Part-prototype Networks (ProtoPNets) are concept-based classifiers designed to achieve the same performance as black-box models without compromising transparency. ProtoPNets compute predictions based on similarity to class-specific part-prototypes learned to recognize parts of training examples, making it easy to faithfully determine what examples are responsible for any target prediction and why. However, like other models, they are prone to picking up confounders and shortcuts from the data, thus suffering from compromised prediction accuracy and limited generalization. We propose ProtoPDebug, an effective concept-level debugger for ProtoPNets in which a human supervisor, guided by the model's explanations, supplies feedback in the form of what part-prototypes must be forgotten or kept, and the model is fine-tuned to align with this supervision. Our experimental evaluation shows that ProtoPDebug outperforms state-of-the-art debuggers for a fraction of the annotation cost. An online experiment with laypeople confirms the simplicity of the feedback requested to the users and the effectiveness of the collected feedback for learning confounder-free part-prototypes. ProtoPDebug is a promising tool for trustworthy interactive learning in critical applications, as suggested by a preliminary evaluation on a medical decision making task.

1. INTRODUCTION

Part-Prototype Networks (ProtoPNets) are "gray-box" image classifiers that combine the transparency of case-based reasoning with the flexibility of black-box neural networks (Chen et al., 2019) . They compute predictions by matching the input image with a set of learned part-prototypes -i.e., prototypes capturing task-salient elements of the training images, like objects or parts thereof -and then making a decision based on the part-prototype activations only.
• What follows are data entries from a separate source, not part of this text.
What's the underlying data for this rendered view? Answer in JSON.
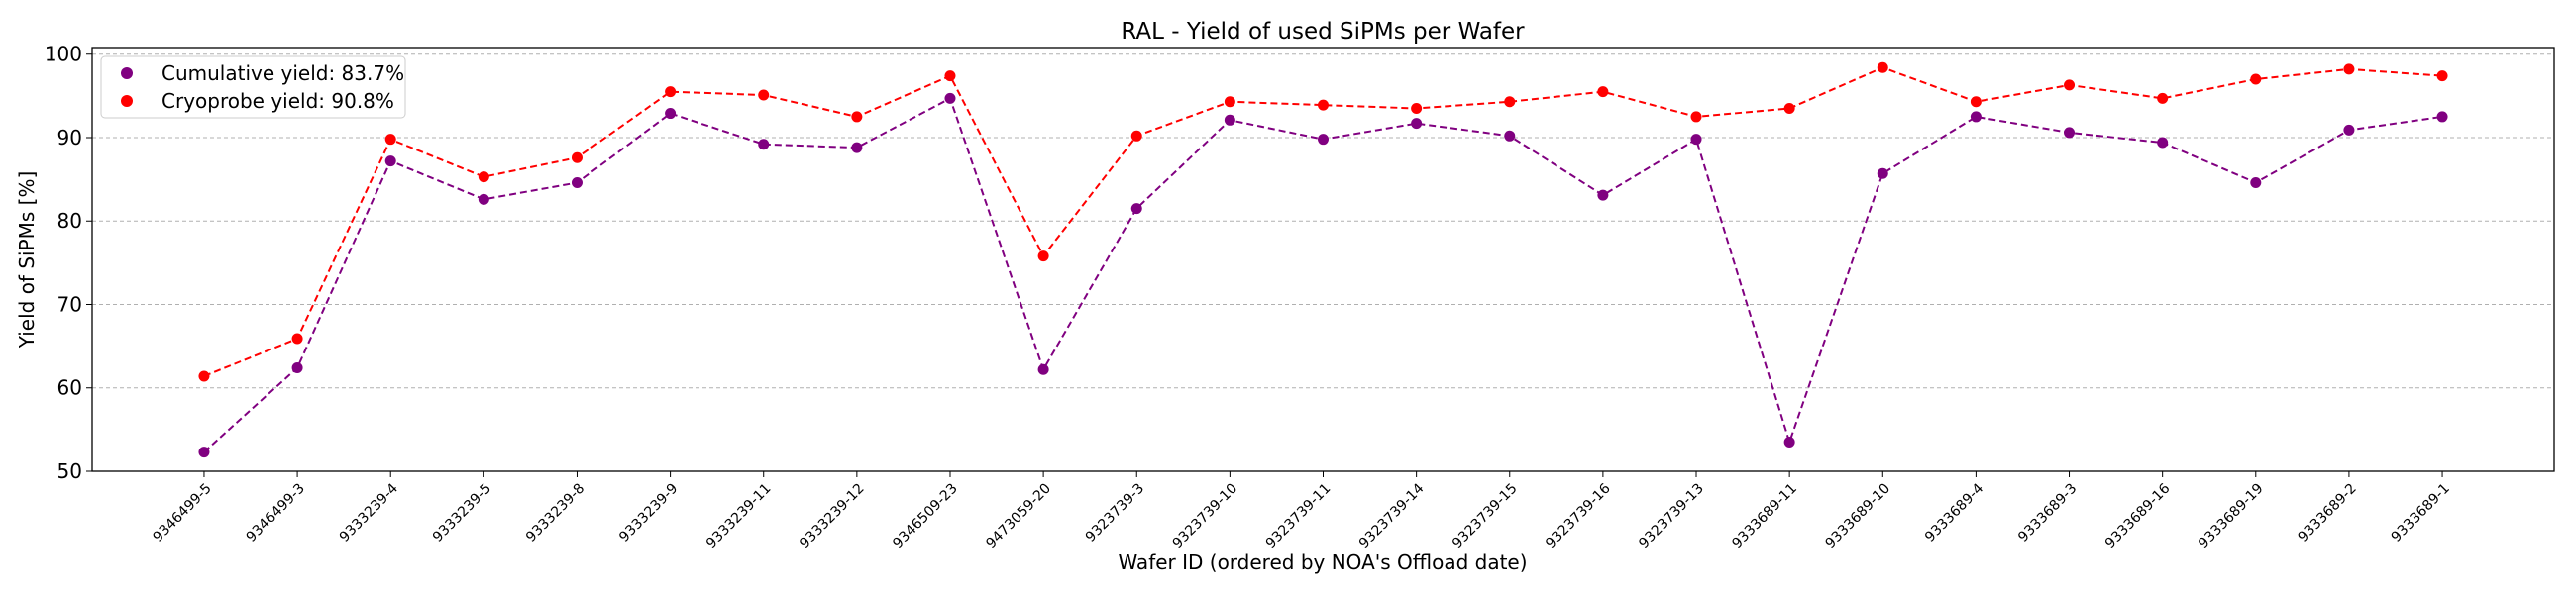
{
  "chart_data": {
    "type": "line",
    "title": "RAL - Yield of used SiPMs per Wafer",
    "xlabel": "Wafer ID (ordered by NOA's Offload date)",
    "ylabel": "Yield of SiPMs [%]",
    "ylim": [
      50,
      100.8
    ],
    "yticks": [
      50,
      60,
      70,
      80,
      90,
      100
    ],
    "grid": "y, dashed",
    "legend_position": "top-left",
    "categories": [
      "9346499-5",
      "9346499-3",
      "9333239-4",
      "9333239-5",
      "9333239-8",
      "9333239-9",
      "9333239-11",
      "9333239-12",
      "9346509-23",
      "9473059-20",
      "9323739-3",
      "9323739-10",
      "9323739-11",
      "9323739-14",
      "9323739-15",
      "9323739-16",
      "9323739-13",
      "9333689-11",
      "9333689-10",
      "9333689-4",
      "9333689-3",
      "9333689-16",
      "9333689-19",
      "9333689-2",
      "9333689-1"
    ],
    "series": [
      {
        "name": "Cumulative yield: 83.7%",
        "color": "#800080",
        "values": [
          52.3,
          62.4,
          87.2,
          82.6,
          84.6,
          92.9,
          89.2,
          88.8,
          94.7,
          62.2,
          81.5,
          92.1,
          89.8,
          91.7,
          90.2,
          83.1,
          89.8,
          53.5,
          85.7,
          92.5,
          90.6,
          89.4,
          84.6,
          90.9,
          92.5
        ]
      },
      {
        "name": "Cryoprobe yield: 90.8%",
        "color": "#ff0000",
        "values": [
          61.4,
          65.9,
          89.8,
          85.3,
          87.6,
          95.5,
          95.1,
          92.5,
          97.4,
          75.8,
          90.2,
          94.3,
          93.9,
          93.5,
          94.3,
          95.5,
          92.5,
          93.5,
          98.4,
          94.3,
          96.3,
          94.7,
          97.0,
          98.2,
          97.4
        ]
      }
    ]
  }
}
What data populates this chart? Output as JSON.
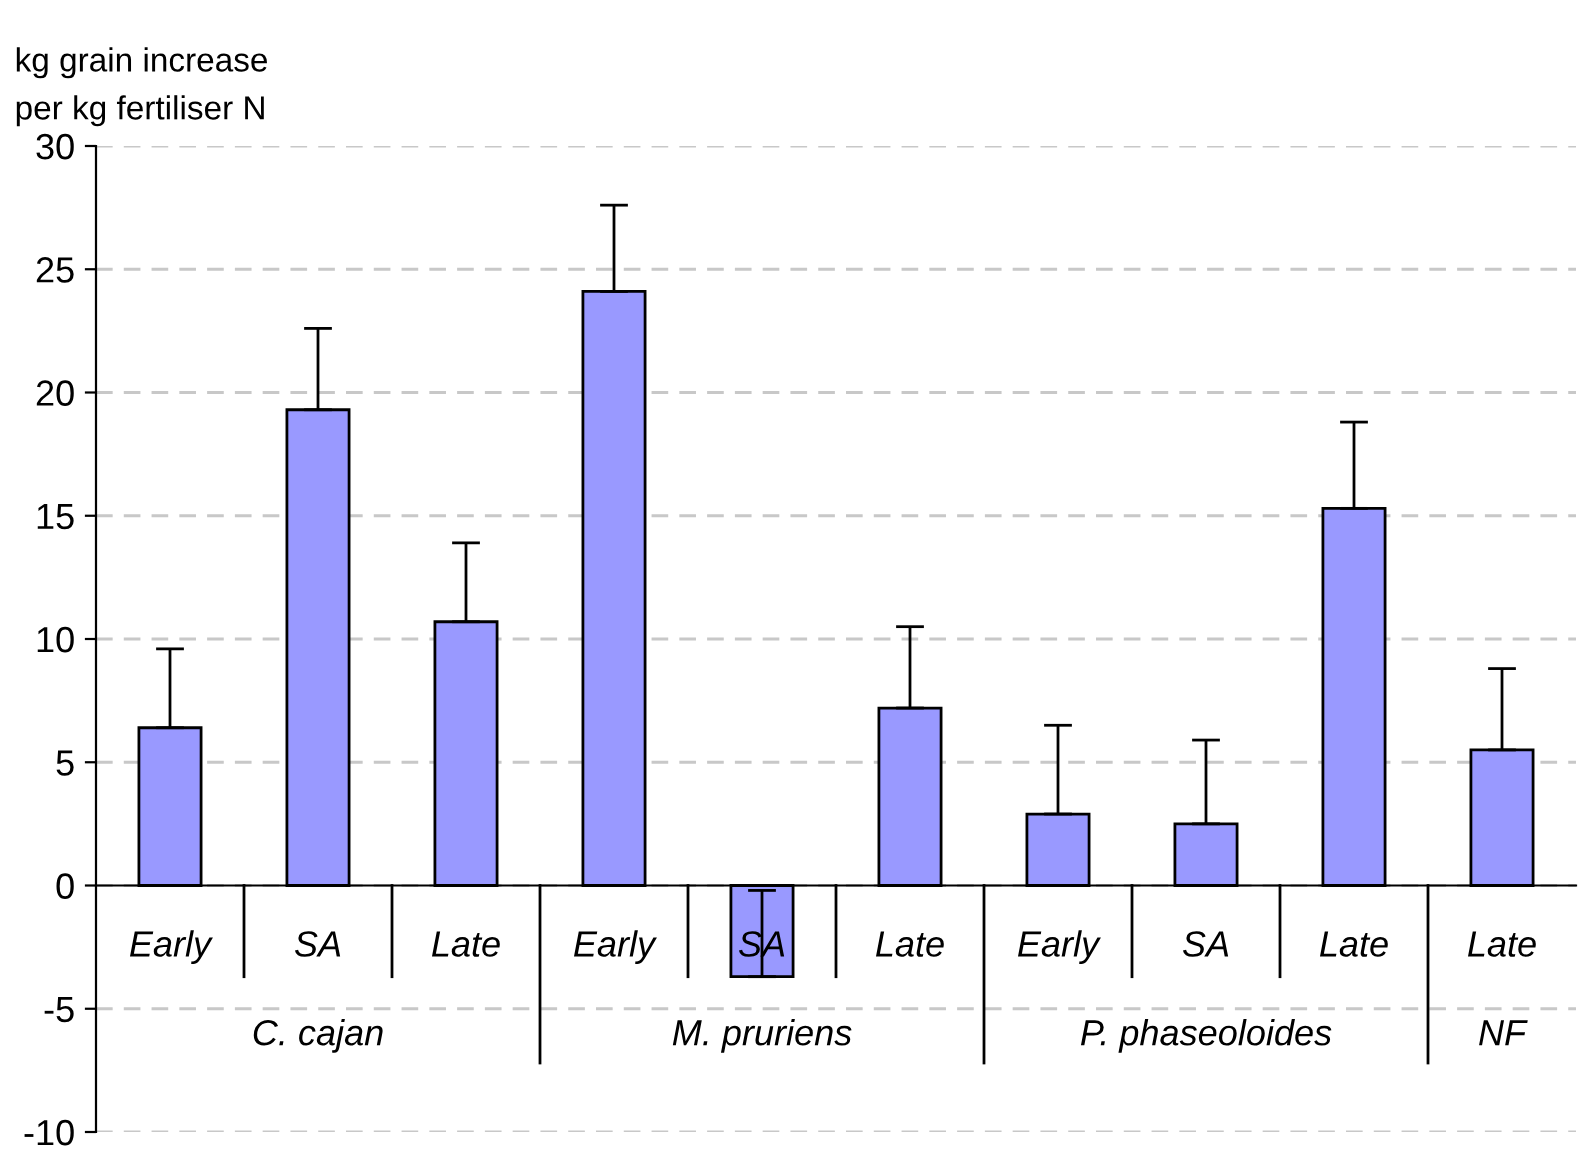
{
  "chart_data": {
    "type": "bar",
    "ylabel": "kg grain increase\nper kg fertiliser N",
    "categories": [
      "Early",
      "SA",
      "Late",
      "Early",
      "SA",
      "Late",
      "Early",
      "SA",
      "Late",
      "Late"
    ],
    "values": [
      6.4,
      19.3,
      10.7,
      24.1,
      -3.7,
      7.2,
      2.9,
      2.5,
      15.3,
      5.5
    ],
    "errors": [
      [
        6.4,
        9.6
      ],
      [
        19.3,
        22.6
      ],
      [
        10.7,
        13.9
      ],
      [
        24.1,
        27.6
      ],
      [
        -3.7,
        -0.2
      ],
      [
        7.2,
        10.5
      ],
      [
        2.9,
        6.5
      ],
      [
        2.5,
        5.9
      ],
      [
        15.3,
        18.8
      ],
      [
        5.5,
        8.8
      ]
    ],
    "color": "#9999ff",
    "ylim": [
      -10,
      30
    ],
    "yticks": [
      -10,
      -5,
      0,
      5,
      10,
      15,
      20,
      25,
      30
    ],
    "grid": "y",
    "annotations": [
      "C. cajan",
      "M. pruriens",
      "P. phaseoloides",
      "NF"
    ]
  }
}
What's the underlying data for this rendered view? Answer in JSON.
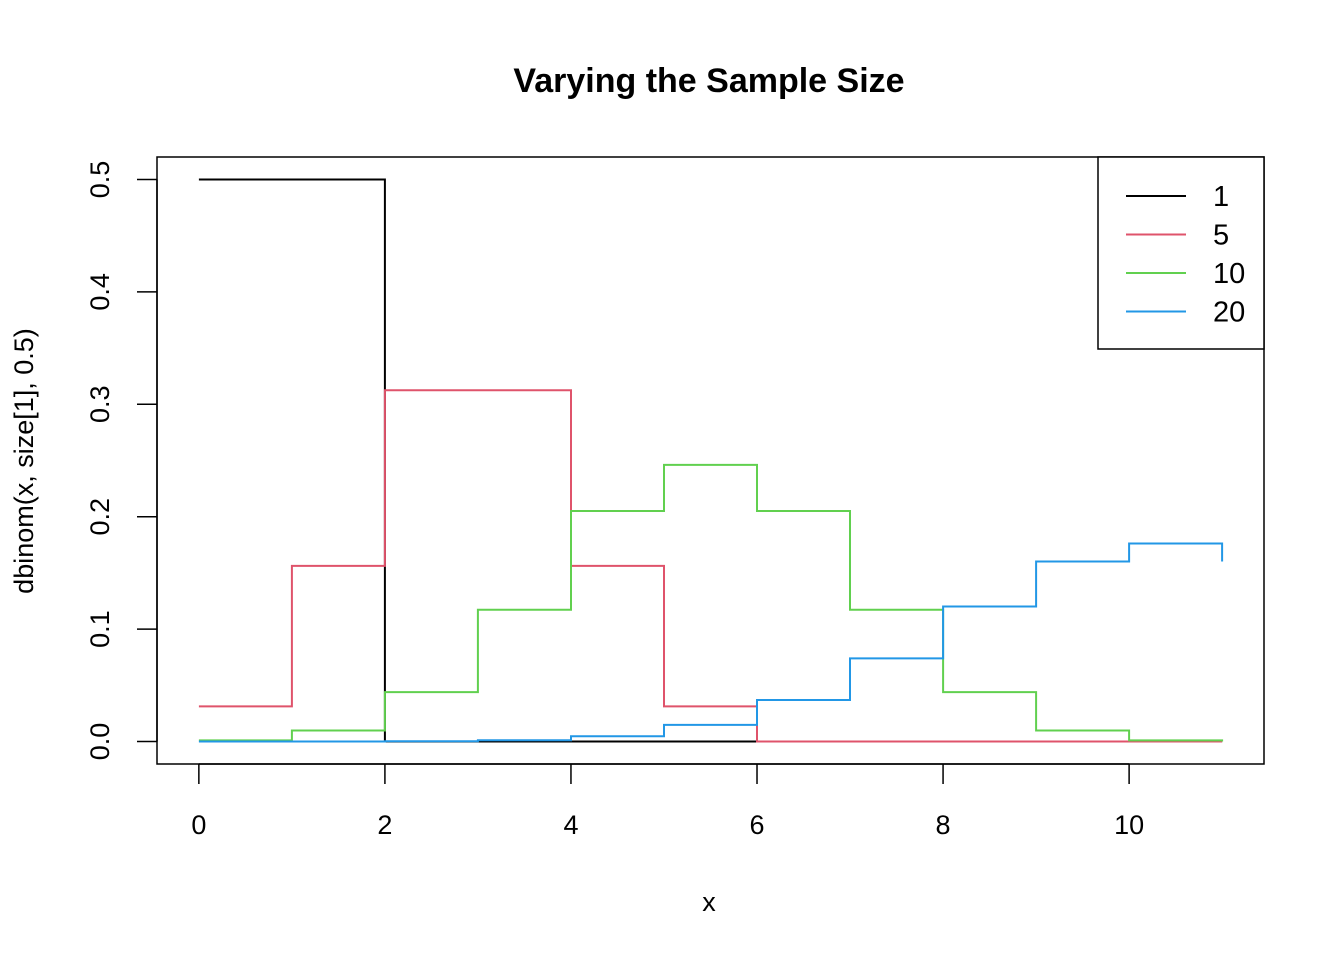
{
  "chart_data": {
    "type": "line",
    "title": "Varying the Sample Size",
    "xlabel": "x",
    "ylabel": "dbinom(x, size[1], 0.5)",
    "xlim": [
      -0.45,
      11.45
    ],
    "ylim": [
      -0.02,
      0.52
    ],
    "x_ticks": [
      "0",
      "2",
      "4",
      "6",
      "8",
      "10"
    ],
    "y_ticks": [
      "0.0",
      "0.1",
      "0.2",
      "0.3",
      "0.4",
      "0.5"
    ],
    "grid": false,
    "legend_position": "top-right",
    "step": "post",
    "x": [
      0,
      1,
      2,
      3,
      4,
      5,
      6,
      7,
      8,
      9,
      10,
      11
    ],
    "series": [
      {
        "name": "1",
        "color": "#000000",
        "values": [
          0.5,
          0.5,
          0,
          0,
          0,
          0,
          0,
          0,
          0,
          0,
          0,
          0
        ]
      },
      {
        "name": "5",
        "color": "#DF536B",
        "values": [
          0.03125,
          0.15625,
          0.3125,
          0.3125,
          0.15625,
          0.03125,
          0,
          0,
          0,
          0,
          0,
          0
        ]
      },
      {
        "name": "10",
        "color": "#61D04F",
        "values": [
          0.00098,
          0.00977,
          0.04395,
          0.11719,
          0.20508,
          0.24609,
          0.20508,
          0.11719,
          0.04395,
          0.00977,
          0.00098,
          0
        ]
      },
      {
        "name": "20",
        "color": "#2297E6",
        "values": [
          0,
          0,
          0.0002,
          0.0011,
          0.00462,
          0.01479,
          0.03696,
          0.07393,
          0.12013,
          0.16018,
          0.1762,
          0.16018
        ]
      }
    ]
  }
}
What makes ProtoPNets appealing is that, despite performing comparably to more opaque predictors, they explain their own predictions in terms of relevant part-prototypes and of examples that these are sourced from. These explanations are -by design -more faithful than those extracted by post-hoc approaches (Dombrowski et al., 2019; Teso, 2019; Lakkaraju & Bastani, 2020; Sixt et al., 2020) and can effectively help stakeholders to simulate and anticipate the model's reasoning (Hase & Bansal, 2020) . Despite all these advantages, ProtoPNets are prone -like regular neural networks -to picking up confounders from the training data (e.g., class-correlated watermarks), thus suffering from compromised generalization and out-of-distribution performance (Lapuschkin et al., 2019; Geirhos et al., 2020) . This occurs even with well-known data sets, as we will show, and it is especially alarming as it can impact high-stakes applications like COVID-19 diagnosis (DeGrave et al., 2021) and scientific analysis (Schramowski et al., 2020) . We tackle this issue by introducing ProtoPDebug, a simple but effective interactive debugger for ProtoPNets that leverages their case-based nature. ProtoPDebug builds on three key observations: (i) In ProtoPNets, confounders -for instance, textual meta-data in X-ray lung scans (DeGrave et al., 2021) and irrelevant patches of background sky or foliage (Xiao et al., 2020) -end up appearing as part-prototypes; (ii) Sufficiently expert and motivated users can easily indicate which part-prototypes are confounded by inspecting the model's explanations; (iii) Concept-level feedback of this kind is context-independent, and as such it generalizes across instances.